Note: This is a repost from my FB Notes page. I mixed the discussion of punctuation marks with my Friday night out with co-editors Katt and Daphne. Sorry for the grammar lapses but I was drunk when I posted this. lol.
A slight inebriation is the period of the sentence that is this day, the longest Friday of my quarter life.
I had a hyphen to my tasks in the form of a morning book launch, that stretched itself needlessly into an em-dash because of Filipino time. Excellent speaker. Yummy cinnamon bread with caramel on top. And a gifted speaker and author to boot. But no sir, your book was too
My afternoon was filled with exclamation points of surprises, question marks from confusing statements and super special characters enough to drive anybody to jump off the office window and fly away to the MRT train.
They all poured out, just like a badly written printed manuscript better used as a wrapper for soiled napkins and baby poo. A barrage of new things was enough to move me to tears. I pause, and I digress. But I pretend as if I just needed to clean my eyes, succumbing to the occasional commas that we know as despair. Just a little comma here and there.
Yes, I fulfilled the en-dash that is the span of my time card. The range of time flew. The boss was ranting and talking and I was physically present while I swam in the vast ocean of distraction,
thankfully not a cause of my destruction.
An ellipsis arrived when a doll painted my eyes and hid all the weariness in them with the thick black eye shadow.
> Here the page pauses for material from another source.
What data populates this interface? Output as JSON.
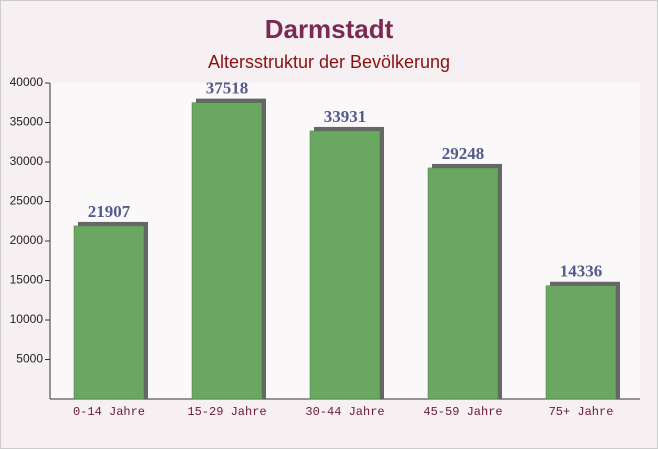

I did not go home early. I went to a party where some people’s body parts are up for grabs and hot dates are for sale all in good harmless fun.
I drank that glass of I-don’t-remember-what-it’s-called. And it turned my cheeks into the color of a cooked lobster. Soon, I was dancing. Shak, shak, shak… Just like the rhythm or sound when I furiously type on my keyboard at 100wpm during daytime. But this time, everything was moving. No backaches, no staying in aquariums of my own making.
Just this one time, I go home late. Just this one time, I dance like there’s no tomorrow.
Just this one time, I challenge my introverted self.
And finally, I realized why many of my friends care to use inebriation as a period to end their week or day. It is to shut out the ceaseless exclamation points, question marks, commas and dashes. It makes the world spin and seem so dreamy and blurry at that same time. It makes
pain bearable, even though the periods are just quick fixes for single units of thoughts.
For me, one bottle was enough for today. Inebriated is the period to a very long life sentence.